De acordo com a bibliografia mais recente, estão descritos mais de 600 hospedeiros confirmados (EFSA, 2023). O nome atribuído às doenças causadas por este agente patogénico está relacionado com o hospedeiro infetado, e.g.: síndrome do declínio rápido das oliveiras, doença de Pierce nas videiras, clorose variegada dos citrinos, phony peach disease nos pessegueiros e a doença da queimadura das folhas nas amendoeiras, entre outras (DGAV, 2021).
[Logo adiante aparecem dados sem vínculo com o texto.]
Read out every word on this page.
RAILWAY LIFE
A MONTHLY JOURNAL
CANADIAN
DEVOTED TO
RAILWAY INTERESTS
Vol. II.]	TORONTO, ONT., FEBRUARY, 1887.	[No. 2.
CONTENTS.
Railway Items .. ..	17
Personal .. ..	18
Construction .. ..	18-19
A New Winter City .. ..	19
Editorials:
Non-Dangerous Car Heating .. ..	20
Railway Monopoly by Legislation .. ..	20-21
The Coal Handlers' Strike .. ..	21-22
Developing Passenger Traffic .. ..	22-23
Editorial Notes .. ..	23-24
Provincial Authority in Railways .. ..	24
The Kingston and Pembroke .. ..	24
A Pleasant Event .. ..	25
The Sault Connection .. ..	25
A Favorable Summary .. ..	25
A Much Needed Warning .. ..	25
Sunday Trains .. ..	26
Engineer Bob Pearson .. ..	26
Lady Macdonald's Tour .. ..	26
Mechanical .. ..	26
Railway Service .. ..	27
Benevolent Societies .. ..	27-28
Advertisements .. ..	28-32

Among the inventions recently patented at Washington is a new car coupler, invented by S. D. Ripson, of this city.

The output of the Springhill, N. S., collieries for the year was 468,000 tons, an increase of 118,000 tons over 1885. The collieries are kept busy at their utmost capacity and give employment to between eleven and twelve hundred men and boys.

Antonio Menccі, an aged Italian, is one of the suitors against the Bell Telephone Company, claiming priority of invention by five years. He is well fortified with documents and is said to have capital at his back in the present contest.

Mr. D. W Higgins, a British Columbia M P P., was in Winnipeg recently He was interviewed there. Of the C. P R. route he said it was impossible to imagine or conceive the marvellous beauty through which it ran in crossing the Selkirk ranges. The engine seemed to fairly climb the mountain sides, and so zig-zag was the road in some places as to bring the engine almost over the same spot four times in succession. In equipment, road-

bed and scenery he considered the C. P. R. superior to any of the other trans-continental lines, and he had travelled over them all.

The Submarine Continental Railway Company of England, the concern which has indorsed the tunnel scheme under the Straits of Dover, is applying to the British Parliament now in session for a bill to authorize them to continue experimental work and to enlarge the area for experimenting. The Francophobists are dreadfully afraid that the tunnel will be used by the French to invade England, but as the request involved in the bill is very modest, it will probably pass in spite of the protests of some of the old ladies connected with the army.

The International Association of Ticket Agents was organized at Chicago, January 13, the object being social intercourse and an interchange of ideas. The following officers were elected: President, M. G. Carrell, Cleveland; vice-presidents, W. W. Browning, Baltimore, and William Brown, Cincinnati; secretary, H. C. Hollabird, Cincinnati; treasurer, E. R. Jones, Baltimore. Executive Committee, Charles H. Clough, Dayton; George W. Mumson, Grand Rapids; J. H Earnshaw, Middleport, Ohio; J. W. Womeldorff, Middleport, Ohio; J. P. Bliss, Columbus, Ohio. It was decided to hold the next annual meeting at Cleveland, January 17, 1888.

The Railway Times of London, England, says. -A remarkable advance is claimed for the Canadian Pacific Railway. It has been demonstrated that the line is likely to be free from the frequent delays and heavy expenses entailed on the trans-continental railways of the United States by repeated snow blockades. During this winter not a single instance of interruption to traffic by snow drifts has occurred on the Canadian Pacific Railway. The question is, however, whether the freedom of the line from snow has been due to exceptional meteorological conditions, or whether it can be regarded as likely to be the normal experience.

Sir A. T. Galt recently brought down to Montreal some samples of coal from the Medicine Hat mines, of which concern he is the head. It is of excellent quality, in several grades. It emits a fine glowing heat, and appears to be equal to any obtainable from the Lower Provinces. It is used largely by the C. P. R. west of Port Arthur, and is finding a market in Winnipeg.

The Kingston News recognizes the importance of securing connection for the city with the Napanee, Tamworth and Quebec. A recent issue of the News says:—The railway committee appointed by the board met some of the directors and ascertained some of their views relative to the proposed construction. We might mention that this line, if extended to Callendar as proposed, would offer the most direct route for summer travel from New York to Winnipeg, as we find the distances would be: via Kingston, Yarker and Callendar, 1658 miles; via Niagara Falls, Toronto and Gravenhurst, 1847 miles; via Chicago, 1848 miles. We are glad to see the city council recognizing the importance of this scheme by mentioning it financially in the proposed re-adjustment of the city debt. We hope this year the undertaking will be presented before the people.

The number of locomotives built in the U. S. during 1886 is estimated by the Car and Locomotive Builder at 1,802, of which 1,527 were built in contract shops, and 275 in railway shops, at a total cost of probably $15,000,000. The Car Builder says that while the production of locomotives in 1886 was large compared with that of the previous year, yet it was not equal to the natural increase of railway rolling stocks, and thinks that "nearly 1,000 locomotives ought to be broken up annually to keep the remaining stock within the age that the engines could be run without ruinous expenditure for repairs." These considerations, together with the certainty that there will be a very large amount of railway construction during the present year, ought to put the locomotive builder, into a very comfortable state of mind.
Figura 1. Distribuição geográfica da Xylella fastidiosa. EPPO Global database, 2023
A bactéria coloniza os vasos xilémicos de plantas hospedeiras e a sua disseminação natural é mediada por insetos vetores que se alimentam do xilema de plantas infetadas. Qualquer espécie de inseto que se alimenta do xilema pode ser considerada um potencial vetor, sendo que um dos mais relevantes é o Philaenus spumarius, amplamente distribuído em Portugal e na bacia mediterrânica, tendo sido descrito como sendo um vetor eficaz (EPPO, 2019). A longas distâncias, a comercialização de plantas infetadas é o principal fator de dispersão da bactéria. O risco de introdução e disseminação na região EPPO é considerado elevado devido à importação e circulação de material de propagação proveniente de diferentes regiões na União Europeia, bem como às frequentes infeções latentes (assintomáticas) que dificultam a deteção precoce e à presença de espécies de insetos capazes de disseminar a bactéria (EFSA, 2020).
A espécie X. fastidiosa, está divida em subespécies, sendo que quatro já foram detetadas na europa: X. fastidiosa subsp. fastidiosa, X. fastidiosa subsp. multiplex, X. fastidiosa subsp. pauca, X. fastidiosa subsp. sandyi. Existem outras subespécies propostas que carecem de confirmação, como é o caso da X. fastidiosa subsp. tashke e de X. fastidiosa subsp. morus (DGAV, 2021).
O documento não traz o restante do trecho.